Jugendarbeit

Zum Gesetz zur Stärkung von Kindern und Jugendlichen

Der DBJR-Vorstand hat im Rahmen der Bundestags-Anhörung zum Entwurf der Bundesregierung für ein Gesetz zur Stärkung von Kindern und Jugendlichen (Kinder- und Jugendstärkungsgesetz KJSG) eine Stellungnahme abgegeben.

Als Deutscher Bundesjugendring (DBJR) nehmen wir zum vorliegenden Gesetzentwurf (Bundestags-Drucksache 19/26107) sowohl aus Sicht junger Menschen als auch aus Sicht der Kinder- und Jugendarbeit – insbesondere der Jugendverbandsarbeit – zu ausgewählten Punkten des Entwurfs Stellung. Bei unkommentierten Punkten des Entwurfs kann nicht automatisch von einer Zustimmung ausgegangen werden.
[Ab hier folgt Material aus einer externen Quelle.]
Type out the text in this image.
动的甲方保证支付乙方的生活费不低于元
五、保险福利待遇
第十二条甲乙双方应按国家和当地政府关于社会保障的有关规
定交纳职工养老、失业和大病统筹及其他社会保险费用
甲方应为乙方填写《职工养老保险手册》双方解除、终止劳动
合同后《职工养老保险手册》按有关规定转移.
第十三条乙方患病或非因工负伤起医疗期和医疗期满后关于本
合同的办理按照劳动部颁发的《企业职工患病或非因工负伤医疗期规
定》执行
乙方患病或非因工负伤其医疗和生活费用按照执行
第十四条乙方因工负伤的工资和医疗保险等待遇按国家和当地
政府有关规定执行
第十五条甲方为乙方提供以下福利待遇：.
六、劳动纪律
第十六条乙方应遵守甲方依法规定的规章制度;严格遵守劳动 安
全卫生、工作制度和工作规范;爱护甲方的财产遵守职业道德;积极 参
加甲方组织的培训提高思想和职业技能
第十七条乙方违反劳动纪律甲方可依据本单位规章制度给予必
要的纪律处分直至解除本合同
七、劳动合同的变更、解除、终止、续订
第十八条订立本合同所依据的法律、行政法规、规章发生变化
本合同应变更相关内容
Wir begrüßen, dass mit diesem Gesetzentwurf ein wichtiger Schritt in Richtung einer inklusiven Kinder- und Jugendhilfe gegangen und der Weg zur sogenannten Inklusive Lösung beschritten wird. Die Übergangsfrist von sieben Jahren in einem dreistufigen Verfahren hierfür erscheint uns mit Blick auf die betroffenen Kinder und Jugendlichen und ihre Eltern recht lang. Ein schnelleres Verfahren wäre wünschenswert. Gleichzeitig erkennen wir an, dass die noch offenen notwendigen Klärungen und Vorbereitungen zeitliche Ressourcen für die Neuausrichtung brauchen. 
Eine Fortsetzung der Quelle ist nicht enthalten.